Seth and Peter Bagge have a conversation in Toronto

November 3, 2013 at 1:24 pm (Uncategorized) (, , )

Last weekend, in absolutely miserable weather, my wife and I made a quick trip down to Harbourfront for the International Festival of Authors to hear a talk with Seth and Peter Bagge. 

Both my wife and I love graphic novels, and were both readers of Bagge’s work Neat Stuff and Hate. Seth was one of the autobiographical cartoonists who emerged in Toronto in the nineties along with Chester Brown and Joe Matt  and centred in the Beguiling  (the place I rediscovered comics) I saw Seth speak last year with Daniel Handler (Lemony Snickett) at the Toronto Public Library, so this seemed an excellent opportunity to catch both.

We got there early expected a huge crowd, but strangely we were the first ones to show up. We wanted around the Harbourfront Centre for a bit, then joined the few others who had arrived (we stood in line behind Chester Brown). In total there were probably fewer than fifty people in the audience.

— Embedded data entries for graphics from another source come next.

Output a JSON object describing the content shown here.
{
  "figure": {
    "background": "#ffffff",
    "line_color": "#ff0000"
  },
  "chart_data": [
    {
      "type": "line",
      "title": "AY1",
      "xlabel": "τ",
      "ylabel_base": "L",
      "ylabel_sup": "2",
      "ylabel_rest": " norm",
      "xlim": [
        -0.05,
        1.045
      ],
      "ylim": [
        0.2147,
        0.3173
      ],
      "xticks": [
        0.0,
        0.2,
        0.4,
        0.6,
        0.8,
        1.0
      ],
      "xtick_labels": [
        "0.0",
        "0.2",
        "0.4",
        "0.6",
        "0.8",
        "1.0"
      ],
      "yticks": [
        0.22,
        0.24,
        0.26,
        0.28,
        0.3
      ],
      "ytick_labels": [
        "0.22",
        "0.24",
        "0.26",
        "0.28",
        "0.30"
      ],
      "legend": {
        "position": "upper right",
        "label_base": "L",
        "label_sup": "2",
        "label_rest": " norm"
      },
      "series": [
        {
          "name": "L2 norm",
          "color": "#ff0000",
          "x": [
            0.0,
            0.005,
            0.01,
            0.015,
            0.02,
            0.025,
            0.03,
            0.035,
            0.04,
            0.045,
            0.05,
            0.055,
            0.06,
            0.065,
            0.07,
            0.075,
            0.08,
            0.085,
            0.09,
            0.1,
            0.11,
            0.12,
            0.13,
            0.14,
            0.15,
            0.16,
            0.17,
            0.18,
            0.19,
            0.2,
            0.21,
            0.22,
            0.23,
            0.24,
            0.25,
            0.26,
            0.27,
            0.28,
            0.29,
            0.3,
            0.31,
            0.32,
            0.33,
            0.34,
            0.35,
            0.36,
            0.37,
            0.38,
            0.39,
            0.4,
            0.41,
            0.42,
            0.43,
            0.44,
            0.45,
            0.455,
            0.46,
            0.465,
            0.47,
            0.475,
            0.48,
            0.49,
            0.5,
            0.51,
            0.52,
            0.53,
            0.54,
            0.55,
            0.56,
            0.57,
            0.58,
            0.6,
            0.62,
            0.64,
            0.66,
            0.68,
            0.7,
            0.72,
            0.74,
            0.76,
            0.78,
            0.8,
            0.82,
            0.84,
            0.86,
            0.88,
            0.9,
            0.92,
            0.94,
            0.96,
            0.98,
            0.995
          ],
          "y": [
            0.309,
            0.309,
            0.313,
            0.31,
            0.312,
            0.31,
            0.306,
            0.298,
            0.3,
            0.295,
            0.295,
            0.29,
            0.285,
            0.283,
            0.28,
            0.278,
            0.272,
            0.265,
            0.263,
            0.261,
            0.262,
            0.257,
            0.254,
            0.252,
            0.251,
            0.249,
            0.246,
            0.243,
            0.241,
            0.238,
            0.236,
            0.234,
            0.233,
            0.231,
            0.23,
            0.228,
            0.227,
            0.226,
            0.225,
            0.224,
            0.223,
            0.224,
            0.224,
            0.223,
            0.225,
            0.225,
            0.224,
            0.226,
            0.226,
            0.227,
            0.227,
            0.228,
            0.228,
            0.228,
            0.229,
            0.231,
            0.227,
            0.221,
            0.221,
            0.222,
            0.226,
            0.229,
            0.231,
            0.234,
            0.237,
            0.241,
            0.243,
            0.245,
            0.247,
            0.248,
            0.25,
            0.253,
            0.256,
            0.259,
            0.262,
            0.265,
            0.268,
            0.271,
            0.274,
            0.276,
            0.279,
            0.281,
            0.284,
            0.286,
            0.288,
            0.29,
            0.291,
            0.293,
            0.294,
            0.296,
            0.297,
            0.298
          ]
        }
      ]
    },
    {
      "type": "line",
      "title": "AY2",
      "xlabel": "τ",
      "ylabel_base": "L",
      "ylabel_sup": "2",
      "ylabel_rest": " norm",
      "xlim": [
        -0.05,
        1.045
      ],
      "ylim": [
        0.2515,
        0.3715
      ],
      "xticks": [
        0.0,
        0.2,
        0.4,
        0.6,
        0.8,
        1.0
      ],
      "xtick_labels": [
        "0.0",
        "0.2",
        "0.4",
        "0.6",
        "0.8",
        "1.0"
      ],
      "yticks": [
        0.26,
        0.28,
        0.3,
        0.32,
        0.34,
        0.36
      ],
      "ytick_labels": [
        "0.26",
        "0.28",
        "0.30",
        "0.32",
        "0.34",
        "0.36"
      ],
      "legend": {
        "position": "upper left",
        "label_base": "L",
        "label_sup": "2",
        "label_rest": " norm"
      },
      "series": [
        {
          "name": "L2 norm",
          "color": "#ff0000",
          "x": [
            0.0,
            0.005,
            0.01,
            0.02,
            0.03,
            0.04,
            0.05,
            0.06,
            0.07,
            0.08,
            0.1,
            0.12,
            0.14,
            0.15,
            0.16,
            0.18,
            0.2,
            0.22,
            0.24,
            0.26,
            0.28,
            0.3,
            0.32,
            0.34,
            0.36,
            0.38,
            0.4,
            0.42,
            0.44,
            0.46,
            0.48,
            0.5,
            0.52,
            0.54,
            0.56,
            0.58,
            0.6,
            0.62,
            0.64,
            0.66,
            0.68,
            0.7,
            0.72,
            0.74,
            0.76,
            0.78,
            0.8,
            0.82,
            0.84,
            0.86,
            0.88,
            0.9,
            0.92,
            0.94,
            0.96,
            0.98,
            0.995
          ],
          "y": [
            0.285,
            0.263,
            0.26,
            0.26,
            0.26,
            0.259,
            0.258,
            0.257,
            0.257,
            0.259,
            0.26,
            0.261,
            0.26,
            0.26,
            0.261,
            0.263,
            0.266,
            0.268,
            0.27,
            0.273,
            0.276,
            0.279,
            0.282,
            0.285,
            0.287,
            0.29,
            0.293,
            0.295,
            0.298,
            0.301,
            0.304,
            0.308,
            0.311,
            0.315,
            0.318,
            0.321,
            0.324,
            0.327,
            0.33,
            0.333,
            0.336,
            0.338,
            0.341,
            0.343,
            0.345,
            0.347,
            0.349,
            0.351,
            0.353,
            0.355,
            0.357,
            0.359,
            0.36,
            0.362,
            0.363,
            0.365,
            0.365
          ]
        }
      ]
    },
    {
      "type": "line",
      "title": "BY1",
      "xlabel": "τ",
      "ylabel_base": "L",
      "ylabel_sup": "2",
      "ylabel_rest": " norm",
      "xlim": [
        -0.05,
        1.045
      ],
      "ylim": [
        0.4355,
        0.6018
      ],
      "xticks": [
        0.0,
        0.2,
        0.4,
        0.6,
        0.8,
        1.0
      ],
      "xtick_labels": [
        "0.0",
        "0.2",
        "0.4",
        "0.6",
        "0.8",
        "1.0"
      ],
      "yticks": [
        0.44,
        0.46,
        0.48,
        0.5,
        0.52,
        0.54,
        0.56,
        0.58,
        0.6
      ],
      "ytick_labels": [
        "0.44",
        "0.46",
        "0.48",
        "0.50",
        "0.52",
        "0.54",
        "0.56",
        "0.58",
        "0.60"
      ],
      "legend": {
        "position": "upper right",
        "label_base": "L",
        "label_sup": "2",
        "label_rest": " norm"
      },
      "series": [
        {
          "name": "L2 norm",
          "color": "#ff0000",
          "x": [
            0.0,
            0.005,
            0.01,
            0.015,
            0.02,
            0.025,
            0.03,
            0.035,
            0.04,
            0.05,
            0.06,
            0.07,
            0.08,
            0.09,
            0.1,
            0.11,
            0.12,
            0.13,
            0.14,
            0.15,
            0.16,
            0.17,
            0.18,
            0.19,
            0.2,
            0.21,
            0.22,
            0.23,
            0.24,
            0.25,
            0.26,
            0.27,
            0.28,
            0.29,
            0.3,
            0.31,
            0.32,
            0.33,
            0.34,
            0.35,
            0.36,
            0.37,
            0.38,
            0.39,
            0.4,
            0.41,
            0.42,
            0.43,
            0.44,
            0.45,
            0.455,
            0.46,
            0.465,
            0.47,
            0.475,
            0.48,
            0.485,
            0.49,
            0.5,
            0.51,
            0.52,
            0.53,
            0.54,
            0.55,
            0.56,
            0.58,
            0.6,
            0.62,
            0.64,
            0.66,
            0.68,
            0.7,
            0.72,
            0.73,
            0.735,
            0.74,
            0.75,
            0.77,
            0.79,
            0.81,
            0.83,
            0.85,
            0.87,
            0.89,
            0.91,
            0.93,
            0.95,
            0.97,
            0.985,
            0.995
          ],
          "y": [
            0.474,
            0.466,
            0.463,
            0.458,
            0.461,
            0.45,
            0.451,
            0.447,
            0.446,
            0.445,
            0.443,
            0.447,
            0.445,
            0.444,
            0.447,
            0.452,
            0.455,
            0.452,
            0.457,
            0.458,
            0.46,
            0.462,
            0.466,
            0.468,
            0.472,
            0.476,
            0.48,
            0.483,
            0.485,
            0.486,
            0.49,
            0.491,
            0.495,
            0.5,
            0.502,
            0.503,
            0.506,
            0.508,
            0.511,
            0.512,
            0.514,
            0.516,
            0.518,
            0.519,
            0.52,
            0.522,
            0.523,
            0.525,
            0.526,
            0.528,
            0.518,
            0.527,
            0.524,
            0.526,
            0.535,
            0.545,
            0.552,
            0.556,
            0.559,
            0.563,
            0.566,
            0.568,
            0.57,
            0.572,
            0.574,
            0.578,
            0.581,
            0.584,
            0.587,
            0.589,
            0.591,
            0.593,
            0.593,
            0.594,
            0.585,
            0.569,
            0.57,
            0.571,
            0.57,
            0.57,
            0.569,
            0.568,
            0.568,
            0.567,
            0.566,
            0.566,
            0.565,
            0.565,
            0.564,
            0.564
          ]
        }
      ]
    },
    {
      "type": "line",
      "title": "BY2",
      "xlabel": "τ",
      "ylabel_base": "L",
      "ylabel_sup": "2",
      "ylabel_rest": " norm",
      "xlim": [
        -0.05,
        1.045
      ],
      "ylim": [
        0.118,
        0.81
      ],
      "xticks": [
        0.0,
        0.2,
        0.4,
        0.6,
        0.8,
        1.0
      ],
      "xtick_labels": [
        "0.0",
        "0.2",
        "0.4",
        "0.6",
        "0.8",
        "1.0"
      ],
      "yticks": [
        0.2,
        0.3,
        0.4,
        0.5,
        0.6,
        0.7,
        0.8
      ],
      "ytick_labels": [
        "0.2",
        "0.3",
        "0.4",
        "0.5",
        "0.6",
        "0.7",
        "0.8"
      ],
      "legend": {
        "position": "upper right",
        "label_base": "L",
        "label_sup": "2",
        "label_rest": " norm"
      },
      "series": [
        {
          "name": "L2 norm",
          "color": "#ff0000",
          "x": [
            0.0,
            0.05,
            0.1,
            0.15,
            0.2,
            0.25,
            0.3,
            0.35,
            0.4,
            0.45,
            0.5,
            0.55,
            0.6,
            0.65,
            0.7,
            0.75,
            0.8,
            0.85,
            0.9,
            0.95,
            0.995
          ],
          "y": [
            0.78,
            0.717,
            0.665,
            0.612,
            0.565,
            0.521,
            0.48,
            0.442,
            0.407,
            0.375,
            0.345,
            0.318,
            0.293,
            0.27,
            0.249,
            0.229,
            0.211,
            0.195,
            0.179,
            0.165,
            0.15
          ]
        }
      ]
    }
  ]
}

The always impeccably dressed Seth spoke first. Known primarily for his work illustrating others’ material, Seth has just finished a new edition of Stephen Leacock’s Sunshine Sketches of a Little Town, Leacock’s  humourous account of , well, small town life. I’ve read some Leackock, but not this one. Nevertheless, after Seth’s presentation, I wanted to read this one too. Much was made of Seth’s small town origins, but oddly the town was never mention (It’s Clinton, Ontario by the way, the birthplace of Alice Munro and Steven Truscott). I was generally a city kid, but I did live in Antigonish, Nova Scotia for a year back in the mid-1990s. It’s am interesting experience; Sometimes unpleasant, but sometimes it really does seem like a better way of life.

Peter Bagge was next. I’d always imagined Bagge to look something like his disheveled plaid wearing character Buddy Bradley. He does not. The topic of his talk was his new graphic novel biography of Margaret Sanger, the founder of Planned Parenthood. Bagge devoted a large amount of his time to defending the reputation of Sanger from charges of racism stemming from her advocacy of eugenics.   It was a spirited defences, and made the book sound more interesting for it.

Following the two presentations, Bagge and Seth sat and were interviewed by CBC host Brent Bambery where topics ranged from the creative process to the alternative comics community. A very interesting afternoon, and the weather made staying inside a good choice.